本发明实施例所提供的改进型YOLOv3网络的主干网络相比于YOLOv3网络的主干网络,一方面的改进思想在于,借鉴密集卷积网络DenseNet的连接方式,提出一种具体的密集连接模块,用来替换YOLOv3网络的主干网络中的残差模块(resn模块)。即改进型YOLOv3网络的主干网络采用的是密集连接形式的主干网络,已知的是,ResNets在将特征传递到图层之前通过求和来组合特征,即采用并行方式进行特征融合。而密集连接方式为了确保信息以最大程度在网络中各层之间流动,将所有层(具有匹配的特征图大小)彼此直接连接。具体的,针对每个层,它之前层的所有特征图被用作它的输入,它本身的特征图被用作它所有后续层的输入,也就是特征融合采用级联方式(也称为串联方式)。因此,相比于YOLOv3网络使用残差模块,改进型YOLOv3网络通过改用密集连接模块,获得的特征图的信息量更多,在进行道路图像检测时,能够增强特征传播,提高检测精度。同时,因为它不需要重新学习冗余的特征图,可以大大减小参数数量,减少计算量,还可以减轻梯度消失问题。另一方面,本发明实施例将特征图由浅到深进行传递,提取至少四个尺度的特征图,让网络能够检测不同尺度的物体,通过增加细粒度的特征提取尺度,可以使得在后续目标检测时,针对小目标能够提高检测精度。本发明实施例中的小目标包括道路上本身体积较小的物体,如道路标志牌、小障碍物、小动物等,或者由于拍摄距离远导致图像中面积较小的物体。

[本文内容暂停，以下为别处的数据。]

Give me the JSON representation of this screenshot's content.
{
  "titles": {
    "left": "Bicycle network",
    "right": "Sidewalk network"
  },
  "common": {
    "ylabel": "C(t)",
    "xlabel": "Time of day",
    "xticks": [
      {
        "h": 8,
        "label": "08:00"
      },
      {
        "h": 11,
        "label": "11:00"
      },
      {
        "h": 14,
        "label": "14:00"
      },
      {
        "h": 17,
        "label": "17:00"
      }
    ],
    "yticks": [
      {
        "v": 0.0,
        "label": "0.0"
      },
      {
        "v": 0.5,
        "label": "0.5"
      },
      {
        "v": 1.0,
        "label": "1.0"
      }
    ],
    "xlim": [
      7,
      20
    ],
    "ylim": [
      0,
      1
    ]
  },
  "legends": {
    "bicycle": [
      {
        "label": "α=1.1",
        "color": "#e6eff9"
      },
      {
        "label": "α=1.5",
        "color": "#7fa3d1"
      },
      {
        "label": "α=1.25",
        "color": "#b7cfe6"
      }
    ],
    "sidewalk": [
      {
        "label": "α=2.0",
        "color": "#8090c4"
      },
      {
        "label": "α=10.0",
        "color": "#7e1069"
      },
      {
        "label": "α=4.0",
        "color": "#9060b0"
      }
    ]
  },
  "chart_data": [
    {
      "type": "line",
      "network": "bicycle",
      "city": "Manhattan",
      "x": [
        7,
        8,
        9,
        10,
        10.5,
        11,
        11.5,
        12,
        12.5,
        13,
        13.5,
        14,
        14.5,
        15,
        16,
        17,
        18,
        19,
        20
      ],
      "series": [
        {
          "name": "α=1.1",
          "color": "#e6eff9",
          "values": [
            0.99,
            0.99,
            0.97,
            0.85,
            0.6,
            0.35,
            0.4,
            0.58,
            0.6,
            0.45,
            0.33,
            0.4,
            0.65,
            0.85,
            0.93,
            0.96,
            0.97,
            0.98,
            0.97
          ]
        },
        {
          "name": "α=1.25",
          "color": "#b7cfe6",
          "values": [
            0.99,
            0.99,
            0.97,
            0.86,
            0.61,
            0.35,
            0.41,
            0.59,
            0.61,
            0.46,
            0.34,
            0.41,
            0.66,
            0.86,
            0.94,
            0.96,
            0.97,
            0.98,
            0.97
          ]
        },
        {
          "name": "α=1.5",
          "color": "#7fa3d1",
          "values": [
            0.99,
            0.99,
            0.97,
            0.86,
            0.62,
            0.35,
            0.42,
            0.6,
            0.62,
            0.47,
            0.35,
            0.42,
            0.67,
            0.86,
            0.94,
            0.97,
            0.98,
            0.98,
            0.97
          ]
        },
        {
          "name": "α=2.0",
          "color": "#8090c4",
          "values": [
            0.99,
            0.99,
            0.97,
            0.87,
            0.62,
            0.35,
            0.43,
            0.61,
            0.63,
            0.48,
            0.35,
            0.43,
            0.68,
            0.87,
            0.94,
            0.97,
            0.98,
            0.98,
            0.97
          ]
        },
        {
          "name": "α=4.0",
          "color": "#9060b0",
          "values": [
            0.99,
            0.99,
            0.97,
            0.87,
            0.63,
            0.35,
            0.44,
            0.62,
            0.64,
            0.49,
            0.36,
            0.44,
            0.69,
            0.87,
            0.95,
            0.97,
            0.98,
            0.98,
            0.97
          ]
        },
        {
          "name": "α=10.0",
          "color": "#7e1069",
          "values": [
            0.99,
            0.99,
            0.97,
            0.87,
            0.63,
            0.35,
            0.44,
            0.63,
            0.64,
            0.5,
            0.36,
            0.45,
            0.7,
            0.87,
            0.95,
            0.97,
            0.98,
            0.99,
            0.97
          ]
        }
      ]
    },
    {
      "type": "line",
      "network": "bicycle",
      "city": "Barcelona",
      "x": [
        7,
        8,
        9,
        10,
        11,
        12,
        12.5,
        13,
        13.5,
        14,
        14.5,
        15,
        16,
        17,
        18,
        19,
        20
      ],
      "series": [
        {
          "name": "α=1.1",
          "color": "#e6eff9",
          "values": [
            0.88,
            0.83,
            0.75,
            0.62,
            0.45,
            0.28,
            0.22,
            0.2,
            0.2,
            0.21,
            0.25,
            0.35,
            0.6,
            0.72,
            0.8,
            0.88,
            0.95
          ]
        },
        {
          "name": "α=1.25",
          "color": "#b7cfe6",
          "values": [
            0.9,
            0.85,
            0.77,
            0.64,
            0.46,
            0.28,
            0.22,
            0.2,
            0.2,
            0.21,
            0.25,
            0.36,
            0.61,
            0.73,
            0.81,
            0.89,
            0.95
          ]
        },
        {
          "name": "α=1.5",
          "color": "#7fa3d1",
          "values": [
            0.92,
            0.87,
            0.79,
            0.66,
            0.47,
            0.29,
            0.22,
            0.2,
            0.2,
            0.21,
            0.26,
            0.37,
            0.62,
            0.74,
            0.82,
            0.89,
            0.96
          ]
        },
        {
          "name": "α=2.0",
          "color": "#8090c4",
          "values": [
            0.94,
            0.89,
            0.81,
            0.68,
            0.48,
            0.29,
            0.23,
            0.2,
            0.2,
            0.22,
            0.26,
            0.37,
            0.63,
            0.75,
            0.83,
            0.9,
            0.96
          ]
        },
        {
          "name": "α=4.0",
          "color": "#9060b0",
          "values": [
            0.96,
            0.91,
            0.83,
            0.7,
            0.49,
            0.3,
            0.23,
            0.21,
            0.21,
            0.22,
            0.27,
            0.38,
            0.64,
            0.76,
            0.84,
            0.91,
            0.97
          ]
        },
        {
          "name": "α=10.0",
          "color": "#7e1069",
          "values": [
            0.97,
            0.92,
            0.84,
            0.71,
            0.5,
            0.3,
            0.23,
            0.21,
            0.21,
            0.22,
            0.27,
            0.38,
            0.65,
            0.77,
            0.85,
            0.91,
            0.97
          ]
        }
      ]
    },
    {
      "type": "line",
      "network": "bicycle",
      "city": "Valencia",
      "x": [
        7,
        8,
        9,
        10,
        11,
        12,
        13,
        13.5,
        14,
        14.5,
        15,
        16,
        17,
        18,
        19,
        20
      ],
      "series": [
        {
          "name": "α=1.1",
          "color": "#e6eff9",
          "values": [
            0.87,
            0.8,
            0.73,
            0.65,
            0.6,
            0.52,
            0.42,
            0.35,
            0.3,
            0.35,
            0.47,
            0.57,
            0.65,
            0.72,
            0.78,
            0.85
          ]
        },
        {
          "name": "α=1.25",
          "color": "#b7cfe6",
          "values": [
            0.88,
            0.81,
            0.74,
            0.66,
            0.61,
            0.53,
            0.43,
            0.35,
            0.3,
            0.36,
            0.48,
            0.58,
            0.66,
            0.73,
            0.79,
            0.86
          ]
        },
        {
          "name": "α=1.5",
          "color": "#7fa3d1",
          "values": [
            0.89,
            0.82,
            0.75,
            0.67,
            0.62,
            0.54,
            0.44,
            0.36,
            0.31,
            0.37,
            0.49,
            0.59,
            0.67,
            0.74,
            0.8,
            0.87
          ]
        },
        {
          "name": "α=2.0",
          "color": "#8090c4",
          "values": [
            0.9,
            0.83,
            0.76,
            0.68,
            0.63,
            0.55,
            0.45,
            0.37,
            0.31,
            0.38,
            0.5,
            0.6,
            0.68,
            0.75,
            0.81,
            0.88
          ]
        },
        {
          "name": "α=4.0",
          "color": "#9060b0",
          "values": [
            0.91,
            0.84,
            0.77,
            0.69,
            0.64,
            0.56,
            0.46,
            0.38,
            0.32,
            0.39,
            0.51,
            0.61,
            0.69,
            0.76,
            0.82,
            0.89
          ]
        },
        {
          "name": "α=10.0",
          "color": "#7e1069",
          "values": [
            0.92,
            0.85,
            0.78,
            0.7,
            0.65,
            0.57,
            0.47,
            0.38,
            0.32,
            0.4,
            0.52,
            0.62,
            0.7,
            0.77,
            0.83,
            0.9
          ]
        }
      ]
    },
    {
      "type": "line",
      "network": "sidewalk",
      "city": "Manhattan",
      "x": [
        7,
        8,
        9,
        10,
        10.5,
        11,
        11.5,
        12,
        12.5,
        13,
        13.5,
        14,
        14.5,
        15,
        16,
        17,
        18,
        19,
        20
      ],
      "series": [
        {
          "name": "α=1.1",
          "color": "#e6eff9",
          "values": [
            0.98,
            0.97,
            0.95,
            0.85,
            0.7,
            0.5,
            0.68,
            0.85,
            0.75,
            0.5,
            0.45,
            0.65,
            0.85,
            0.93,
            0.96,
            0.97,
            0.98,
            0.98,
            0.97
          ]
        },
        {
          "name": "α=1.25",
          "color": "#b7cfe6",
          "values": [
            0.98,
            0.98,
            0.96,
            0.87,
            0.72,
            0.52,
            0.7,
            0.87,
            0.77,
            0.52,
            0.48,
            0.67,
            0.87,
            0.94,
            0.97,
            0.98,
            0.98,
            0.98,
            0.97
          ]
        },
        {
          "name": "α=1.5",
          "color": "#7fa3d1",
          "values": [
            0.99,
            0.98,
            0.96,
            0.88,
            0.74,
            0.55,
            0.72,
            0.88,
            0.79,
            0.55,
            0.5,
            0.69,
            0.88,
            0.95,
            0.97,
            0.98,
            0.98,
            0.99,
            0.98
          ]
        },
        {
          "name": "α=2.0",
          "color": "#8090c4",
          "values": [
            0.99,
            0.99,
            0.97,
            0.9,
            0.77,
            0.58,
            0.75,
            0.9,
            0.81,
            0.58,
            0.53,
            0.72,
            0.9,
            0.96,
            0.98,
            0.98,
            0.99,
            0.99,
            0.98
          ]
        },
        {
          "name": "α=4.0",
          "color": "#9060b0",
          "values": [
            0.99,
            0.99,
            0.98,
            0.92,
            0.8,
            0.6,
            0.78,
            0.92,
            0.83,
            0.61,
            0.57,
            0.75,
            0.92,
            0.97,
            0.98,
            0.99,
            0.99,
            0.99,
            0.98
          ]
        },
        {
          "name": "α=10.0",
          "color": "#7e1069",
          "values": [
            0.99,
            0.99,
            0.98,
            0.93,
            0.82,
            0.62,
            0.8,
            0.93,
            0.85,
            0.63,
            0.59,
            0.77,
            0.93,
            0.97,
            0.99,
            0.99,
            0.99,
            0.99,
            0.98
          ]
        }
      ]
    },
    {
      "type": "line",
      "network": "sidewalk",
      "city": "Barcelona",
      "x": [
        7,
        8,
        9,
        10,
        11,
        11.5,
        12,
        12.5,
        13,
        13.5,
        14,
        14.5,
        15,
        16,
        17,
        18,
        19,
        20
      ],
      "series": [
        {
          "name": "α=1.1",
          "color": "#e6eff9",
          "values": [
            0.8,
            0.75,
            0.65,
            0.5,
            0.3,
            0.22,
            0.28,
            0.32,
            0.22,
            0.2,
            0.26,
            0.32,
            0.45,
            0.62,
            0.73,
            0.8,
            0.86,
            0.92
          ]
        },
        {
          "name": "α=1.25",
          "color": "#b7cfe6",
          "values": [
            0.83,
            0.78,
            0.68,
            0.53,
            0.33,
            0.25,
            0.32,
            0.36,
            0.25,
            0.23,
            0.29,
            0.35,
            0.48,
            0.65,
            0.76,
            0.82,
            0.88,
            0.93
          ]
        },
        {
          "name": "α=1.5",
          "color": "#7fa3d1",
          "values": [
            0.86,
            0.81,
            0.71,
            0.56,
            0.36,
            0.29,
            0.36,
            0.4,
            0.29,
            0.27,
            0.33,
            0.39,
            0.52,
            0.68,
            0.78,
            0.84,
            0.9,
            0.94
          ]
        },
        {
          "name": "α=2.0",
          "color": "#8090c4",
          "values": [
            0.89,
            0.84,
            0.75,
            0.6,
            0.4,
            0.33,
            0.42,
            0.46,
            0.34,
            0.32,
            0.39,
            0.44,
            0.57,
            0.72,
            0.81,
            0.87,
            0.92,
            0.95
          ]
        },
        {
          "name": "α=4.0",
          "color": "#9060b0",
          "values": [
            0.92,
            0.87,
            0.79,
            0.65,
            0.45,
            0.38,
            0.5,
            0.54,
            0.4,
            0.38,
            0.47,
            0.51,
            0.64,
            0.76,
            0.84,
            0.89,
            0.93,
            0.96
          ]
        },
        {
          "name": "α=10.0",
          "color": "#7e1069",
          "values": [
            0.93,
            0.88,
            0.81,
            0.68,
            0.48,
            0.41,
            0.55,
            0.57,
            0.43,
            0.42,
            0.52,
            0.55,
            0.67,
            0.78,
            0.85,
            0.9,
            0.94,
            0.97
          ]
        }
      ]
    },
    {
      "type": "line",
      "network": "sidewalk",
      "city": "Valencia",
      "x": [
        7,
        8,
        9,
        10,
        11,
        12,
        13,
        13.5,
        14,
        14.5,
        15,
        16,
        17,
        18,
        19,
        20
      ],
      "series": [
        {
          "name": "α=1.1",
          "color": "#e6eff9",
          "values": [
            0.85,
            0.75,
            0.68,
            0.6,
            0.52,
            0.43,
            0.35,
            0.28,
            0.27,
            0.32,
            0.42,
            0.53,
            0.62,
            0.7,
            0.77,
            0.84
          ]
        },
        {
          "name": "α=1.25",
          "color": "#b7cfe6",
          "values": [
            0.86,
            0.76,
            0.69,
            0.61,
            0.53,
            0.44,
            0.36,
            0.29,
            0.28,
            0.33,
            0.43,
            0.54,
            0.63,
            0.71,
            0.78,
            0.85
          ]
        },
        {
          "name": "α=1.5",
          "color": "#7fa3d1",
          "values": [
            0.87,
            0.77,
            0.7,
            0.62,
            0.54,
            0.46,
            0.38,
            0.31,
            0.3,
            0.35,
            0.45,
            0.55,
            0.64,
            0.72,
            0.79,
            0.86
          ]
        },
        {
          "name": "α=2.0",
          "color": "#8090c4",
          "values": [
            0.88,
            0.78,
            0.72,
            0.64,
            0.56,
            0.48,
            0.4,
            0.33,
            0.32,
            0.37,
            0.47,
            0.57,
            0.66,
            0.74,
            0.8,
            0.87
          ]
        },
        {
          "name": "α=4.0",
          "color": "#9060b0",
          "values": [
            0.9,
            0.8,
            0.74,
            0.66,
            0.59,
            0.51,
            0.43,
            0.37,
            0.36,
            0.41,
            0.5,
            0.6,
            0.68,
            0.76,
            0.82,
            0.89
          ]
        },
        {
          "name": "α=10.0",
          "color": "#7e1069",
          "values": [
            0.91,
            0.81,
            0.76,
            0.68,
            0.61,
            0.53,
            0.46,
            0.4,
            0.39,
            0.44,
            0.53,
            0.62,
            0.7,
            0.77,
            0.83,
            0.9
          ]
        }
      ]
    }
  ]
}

示例性的,请参见图3,密集连接形式的主干网络可以包括:
间隔串接的密集连接模块和过渡模块;图3中密集连接模块表示为denm。密集连接模块的数量为y;密集连接模块包括串行连接的卷积网络模块和密集连接单元组;卷积网络模块包括串行连接的卷积层、BN层、Leaky relu层;密集连接单元组包括m个密集连接单元;每个密集连接单元包括多个采用密集连接形式连接的卷积网络模块,并采用级联方式融合多个卷积网络模块输出的特征图;其中,y为大于等于4的自然数,m为大于1的自然数。
作为示例,图3中密集连接模块的数量为5个,相比于4个密集连接模块,5个密集连接模块所构成的改进型YOLOv3网络的精度更高。
卷积网络模块,如前表示为CBL;密集连接单元组表示为den unit*m,其含义是,密集连接单元组包括m个密集连接单元,m可以为2。每个密集连接单元表示为den unit; 其包括多个采用密集连接形式连接的卷积网络模块,并采用级联方式融合多个卷积网络模块输出的特征图,级联方式即concat,含义为张量拼接,该操作和残差模块中的add的操作是不一样的,concat会扩充张量的维度,而add只是直接相加不会导致张量维度的改变。因此,上述改进型YOLOv3网络的主干网络在进行特征提取时,利用密集连接模块,将特征融合方式从并行改为了串行,能够直接将早期的特征图作为后面每一层的输入,强化特征的传递,并通过复用浅层网络的特征图参数来减少参数的数量以及运算量。
本发明实施例中,密集连接形式的主干网络至少提取4个尺度的特征图以进行后续预测支路的特征融合,因此,密集连接模块的数量y大于等于4,以便将自身输出的特征图对应融合进各个预测支路。可见,改进型YOLOv3网络相比于YOLOv3网络,明显在主干网络增加了至少一个更细粒度的特征提取尺度。请参见图3,相比于YOLOv3网络增加了提取沿输入逆向的第四个残差模块输出的特征图进行后续的特征融合。因此,密集连接形式的主干网络沿输入逆向的四个密集连接模块分别输出对应的特征图,这四个特征图的尺度依次增大。具体的,各个特征图的尺度分别为13×13×72、26×26×72、52×52×72、104×104×72。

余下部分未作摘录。